Paint the house but don’t use loud colors or combinations of colors. If you can’t paint, you can whitewash!
Determine that no junk shall be left scattered about your farm this winter. Clean up as well as paint up.
Farm machinery is too high to leave out in the weather. If you haven’t a good tool shed, better build one before winter. As farm machines are stored, go over them carefully replacing broken parts and tightening nuts. Then give them a good coat of paint, grease the shares of plows and other parts liable to rust, and you will insure their being in tip-top shape next spring.

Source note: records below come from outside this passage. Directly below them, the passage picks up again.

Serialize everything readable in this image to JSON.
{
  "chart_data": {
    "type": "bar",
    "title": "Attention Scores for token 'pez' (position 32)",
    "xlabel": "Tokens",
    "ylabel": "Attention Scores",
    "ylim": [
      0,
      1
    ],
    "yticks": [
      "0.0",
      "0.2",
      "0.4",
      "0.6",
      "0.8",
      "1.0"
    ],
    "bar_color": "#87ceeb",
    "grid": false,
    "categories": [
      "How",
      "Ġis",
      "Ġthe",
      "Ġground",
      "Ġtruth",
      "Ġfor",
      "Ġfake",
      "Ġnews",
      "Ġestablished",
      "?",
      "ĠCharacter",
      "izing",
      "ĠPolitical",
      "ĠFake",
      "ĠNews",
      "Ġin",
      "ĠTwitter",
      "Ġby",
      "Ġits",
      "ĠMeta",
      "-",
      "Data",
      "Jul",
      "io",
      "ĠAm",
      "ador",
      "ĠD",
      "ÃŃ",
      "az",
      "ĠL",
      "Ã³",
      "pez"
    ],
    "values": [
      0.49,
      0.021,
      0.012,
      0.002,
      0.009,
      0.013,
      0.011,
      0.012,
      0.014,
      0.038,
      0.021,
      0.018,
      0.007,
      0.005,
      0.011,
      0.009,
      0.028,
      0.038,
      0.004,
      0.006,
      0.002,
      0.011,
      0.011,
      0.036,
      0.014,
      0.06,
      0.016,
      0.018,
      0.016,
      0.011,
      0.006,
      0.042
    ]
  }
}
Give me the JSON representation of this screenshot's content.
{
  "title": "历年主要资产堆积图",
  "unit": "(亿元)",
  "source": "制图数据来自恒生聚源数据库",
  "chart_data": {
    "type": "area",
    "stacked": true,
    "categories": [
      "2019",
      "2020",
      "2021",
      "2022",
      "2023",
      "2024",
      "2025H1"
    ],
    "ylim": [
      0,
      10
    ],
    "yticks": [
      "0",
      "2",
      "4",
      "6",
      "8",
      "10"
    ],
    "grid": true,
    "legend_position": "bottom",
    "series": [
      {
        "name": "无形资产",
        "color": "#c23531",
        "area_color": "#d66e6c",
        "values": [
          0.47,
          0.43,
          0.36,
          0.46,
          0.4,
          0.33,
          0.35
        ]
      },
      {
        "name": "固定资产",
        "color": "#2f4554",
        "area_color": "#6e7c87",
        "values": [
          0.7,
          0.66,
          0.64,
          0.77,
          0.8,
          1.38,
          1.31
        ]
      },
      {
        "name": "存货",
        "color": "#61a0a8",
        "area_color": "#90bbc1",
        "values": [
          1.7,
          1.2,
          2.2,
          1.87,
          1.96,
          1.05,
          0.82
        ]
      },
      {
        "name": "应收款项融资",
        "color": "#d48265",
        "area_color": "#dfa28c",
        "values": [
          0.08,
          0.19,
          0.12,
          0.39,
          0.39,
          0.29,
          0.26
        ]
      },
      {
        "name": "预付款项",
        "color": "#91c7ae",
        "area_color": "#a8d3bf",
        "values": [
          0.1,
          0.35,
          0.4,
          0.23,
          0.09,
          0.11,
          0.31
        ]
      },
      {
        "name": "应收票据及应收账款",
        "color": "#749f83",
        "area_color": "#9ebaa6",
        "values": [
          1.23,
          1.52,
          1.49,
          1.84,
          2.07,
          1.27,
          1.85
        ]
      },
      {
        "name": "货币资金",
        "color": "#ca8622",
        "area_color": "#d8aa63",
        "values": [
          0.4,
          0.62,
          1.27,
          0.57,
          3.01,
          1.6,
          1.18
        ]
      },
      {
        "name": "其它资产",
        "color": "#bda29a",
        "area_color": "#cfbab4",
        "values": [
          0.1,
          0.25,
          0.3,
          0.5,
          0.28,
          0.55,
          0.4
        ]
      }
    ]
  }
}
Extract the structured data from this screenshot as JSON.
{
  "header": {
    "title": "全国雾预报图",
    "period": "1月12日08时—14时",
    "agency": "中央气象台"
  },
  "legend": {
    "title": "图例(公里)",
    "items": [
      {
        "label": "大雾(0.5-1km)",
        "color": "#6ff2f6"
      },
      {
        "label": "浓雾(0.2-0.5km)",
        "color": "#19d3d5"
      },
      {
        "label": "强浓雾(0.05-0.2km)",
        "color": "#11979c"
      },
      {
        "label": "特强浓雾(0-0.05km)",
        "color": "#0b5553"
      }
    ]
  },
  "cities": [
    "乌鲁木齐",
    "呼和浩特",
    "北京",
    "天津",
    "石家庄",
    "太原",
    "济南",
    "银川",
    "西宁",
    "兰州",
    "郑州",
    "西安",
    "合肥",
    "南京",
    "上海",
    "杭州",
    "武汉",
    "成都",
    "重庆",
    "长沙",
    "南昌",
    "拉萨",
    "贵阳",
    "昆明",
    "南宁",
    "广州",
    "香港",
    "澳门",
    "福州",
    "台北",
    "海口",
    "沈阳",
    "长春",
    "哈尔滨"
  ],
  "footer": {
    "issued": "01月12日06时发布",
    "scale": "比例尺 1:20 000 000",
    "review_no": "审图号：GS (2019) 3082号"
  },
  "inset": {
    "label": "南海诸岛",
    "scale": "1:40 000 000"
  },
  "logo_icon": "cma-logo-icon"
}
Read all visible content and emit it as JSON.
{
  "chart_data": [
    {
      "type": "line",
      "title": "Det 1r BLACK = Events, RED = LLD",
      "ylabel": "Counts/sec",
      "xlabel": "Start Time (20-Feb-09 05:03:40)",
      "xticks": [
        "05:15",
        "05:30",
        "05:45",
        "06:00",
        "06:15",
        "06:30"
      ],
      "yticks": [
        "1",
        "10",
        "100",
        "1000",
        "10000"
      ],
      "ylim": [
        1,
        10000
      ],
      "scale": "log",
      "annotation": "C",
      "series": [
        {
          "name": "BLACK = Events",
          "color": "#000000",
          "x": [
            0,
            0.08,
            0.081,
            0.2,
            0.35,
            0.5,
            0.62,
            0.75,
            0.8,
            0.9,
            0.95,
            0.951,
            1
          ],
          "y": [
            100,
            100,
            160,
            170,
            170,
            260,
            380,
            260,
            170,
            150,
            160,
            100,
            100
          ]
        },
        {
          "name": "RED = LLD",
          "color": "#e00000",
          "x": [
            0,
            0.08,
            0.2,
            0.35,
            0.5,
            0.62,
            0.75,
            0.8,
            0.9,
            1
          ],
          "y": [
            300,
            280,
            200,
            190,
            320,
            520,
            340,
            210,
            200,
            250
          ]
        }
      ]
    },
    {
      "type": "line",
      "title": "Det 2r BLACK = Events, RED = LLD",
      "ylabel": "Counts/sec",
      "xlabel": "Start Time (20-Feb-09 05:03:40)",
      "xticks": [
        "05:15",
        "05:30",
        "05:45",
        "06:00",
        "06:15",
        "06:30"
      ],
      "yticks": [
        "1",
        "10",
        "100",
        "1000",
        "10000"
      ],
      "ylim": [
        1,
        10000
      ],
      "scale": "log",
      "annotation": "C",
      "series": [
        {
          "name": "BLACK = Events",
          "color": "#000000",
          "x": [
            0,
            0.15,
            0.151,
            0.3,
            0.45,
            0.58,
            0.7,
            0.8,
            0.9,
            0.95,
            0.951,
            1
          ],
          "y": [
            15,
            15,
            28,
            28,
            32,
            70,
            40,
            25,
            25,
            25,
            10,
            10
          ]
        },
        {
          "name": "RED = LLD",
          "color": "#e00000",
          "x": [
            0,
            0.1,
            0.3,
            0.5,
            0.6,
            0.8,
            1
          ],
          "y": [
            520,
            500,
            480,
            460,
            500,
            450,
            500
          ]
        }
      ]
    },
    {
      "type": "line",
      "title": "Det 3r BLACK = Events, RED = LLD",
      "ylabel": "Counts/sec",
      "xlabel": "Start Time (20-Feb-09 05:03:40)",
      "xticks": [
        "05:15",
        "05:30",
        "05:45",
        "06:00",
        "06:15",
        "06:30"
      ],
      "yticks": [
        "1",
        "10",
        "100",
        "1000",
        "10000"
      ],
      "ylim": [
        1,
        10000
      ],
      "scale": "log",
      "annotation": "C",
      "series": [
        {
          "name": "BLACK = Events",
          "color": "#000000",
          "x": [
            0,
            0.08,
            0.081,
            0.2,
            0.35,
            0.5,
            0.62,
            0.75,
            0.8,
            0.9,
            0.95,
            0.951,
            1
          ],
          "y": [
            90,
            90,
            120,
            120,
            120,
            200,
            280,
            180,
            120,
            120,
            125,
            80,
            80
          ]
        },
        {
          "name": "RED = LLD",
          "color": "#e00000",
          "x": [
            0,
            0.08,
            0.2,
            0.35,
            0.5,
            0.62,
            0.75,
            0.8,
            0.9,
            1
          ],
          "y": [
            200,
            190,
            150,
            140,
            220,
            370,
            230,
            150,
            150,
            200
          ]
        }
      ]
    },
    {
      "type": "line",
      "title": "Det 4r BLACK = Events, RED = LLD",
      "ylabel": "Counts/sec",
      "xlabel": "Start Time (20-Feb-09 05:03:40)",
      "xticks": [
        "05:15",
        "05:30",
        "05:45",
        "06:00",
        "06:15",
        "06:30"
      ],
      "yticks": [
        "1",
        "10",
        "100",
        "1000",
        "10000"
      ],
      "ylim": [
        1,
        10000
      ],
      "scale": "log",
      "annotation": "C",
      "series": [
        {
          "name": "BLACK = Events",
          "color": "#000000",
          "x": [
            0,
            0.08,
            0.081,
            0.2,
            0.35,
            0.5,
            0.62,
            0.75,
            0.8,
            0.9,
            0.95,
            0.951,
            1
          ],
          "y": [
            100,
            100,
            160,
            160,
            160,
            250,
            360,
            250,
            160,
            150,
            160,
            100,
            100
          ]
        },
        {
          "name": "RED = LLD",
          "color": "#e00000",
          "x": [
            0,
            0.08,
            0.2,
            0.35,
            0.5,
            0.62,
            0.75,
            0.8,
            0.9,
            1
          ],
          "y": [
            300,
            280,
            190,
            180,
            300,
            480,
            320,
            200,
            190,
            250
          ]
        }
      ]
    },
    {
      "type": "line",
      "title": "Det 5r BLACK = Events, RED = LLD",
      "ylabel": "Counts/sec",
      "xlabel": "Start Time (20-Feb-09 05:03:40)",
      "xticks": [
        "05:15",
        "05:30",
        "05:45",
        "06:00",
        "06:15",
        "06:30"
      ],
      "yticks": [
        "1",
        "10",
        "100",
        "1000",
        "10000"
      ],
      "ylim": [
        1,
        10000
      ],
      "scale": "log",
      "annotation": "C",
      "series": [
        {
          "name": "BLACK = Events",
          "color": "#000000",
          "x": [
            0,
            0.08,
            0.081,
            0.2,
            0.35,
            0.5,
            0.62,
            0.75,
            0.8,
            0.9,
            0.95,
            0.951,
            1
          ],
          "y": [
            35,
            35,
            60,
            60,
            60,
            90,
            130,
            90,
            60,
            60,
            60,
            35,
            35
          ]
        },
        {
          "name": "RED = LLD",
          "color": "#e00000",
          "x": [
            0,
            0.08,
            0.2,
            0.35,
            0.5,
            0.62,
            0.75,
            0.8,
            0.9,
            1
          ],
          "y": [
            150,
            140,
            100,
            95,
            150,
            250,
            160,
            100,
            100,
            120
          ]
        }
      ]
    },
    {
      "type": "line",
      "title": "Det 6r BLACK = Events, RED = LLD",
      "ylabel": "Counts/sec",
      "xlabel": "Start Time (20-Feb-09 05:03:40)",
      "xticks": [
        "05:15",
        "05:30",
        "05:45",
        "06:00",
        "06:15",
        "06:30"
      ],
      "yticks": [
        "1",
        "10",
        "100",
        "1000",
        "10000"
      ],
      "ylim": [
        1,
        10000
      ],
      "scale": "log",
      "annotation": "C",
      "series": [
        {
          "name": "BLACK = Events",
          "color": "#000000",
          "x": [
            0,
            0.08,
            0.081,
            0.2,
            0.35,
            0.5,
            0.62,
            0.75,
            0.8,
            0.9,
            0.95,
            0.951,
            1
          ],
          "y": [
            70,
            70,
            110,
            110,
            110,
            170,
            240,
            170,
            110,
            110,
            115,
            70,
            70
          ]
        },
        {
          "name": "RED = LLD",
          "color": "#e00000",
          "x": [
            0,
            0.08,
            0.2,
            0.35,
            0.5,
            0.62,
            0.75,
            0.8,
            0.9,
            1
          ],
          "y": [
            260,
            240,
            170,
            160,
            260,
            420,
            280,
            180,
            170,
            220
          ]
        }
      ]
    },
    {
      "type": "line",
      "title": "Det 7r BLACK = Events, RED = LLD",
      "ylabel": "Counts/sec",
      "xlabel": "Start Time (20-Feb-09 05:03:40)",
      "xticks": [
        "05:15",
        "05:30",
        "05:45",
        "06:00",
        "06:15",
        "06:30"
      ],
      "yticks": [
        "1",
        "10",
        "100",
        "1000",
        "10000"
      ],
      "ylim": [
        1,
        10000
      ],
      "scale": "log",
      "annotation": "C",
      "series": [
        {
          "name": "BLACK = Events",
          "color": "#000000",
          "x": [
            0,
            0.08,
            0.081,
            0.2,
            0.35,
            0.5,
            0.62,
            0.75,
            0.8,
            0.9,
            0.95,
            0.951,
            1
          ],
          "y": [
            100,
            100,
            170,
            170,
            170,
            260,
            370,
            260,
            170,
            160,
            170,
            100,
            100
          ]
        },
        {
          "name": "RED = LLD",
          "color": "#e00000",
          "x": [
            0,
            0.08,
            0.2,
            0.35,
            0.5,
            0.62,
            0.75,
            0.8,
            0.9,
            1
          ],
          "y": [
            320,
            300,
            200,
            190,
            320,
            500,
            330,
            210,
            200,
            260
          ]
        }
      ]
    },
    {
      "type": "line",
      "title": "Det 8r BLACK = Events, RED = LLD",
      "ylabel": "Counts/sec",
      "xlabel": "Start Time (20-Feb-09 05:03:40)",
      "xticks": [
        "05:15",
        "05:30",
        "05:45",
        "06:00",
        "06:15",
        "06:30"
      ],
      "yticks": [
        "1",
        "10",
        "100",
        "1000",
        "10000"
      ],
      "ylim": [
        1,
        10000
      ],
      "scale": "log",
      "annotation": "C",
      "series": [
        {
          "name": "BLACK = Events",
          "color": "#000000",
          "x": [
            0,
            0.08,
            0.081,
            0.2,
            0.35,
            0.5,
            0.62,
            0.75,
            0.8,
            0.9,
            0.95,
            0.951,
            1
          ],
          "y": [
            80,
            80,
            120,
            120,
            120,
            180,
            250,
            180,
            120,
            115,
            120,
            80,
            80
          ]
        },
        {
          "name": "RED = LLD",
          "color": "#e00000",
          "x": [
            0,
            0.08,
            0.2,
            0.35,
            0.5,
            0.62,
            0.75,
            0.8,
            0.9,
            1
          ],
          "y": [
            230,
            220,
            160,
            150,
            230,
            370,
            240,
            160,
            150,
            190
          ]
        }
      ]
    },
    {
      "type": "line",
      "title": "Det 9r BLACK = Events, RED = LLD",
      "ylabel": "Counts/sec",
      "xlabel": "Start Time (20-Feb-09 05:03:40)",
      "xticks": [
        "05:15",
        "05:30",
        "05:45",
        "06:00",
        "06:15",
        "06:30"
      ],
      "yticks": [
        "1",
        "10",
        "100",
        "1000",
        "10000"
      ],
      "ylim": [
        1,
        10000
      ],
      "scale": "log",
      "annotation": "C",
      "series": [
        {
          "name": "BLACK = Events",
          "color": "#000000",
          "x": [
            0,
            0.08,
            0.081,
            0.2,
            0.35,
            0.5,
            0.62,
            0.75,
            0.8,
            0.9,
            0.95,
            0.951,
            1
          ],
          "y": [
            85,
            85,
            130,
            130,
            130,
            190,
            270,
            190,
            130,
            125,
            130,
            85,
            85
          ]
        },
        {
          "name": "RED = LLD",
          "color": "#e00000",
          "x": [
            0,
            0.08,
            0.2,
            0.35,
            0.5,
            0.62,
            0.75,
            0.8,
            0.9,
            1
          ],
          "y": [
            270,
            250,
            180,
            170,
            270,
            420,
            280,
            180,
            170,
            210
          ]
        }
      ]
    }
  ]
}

Old automobile tires may be cut up and used for half soles. They are a little hard to nail on, but when you get them securely in place, you may almost guarantee 5,000 miles of service from them!
A good way to protect exposed water pipes from the cold is to make a box about them with six-inch boards and pack the box well with cottonseed hulls.
It will pay the average farmer to buy a set of plumber’s tools when installing a heating system or waterworks, for having them on hand will save much trouble.
You may not be able to paint your house and put in lights and waterworks all at once, but you can do that which is needed most and follow with the other improvements as soon as possible. Well painted buildings more than almost anything else suggest to the public that the farm owner is a man of good business sense, judgment and prosperity.
While leather is so high, the almost lost art of tanning ought to be revived on many farms.
If the farmer had to wash and clean the old dirty kerosene lamps, he’d get rid of them mighty quick. It’s all right, however, for mother and the girls to do it!
For seed production in the central South, Mr. David R. Coker says sow Abruzzi rye about November 15. For grazing, October 15 is about the latest date, he said.
Try offering your tenants $5 apiece for each extra bale of cotton or extra 50 bushels of corn they produce next year as compared with this year.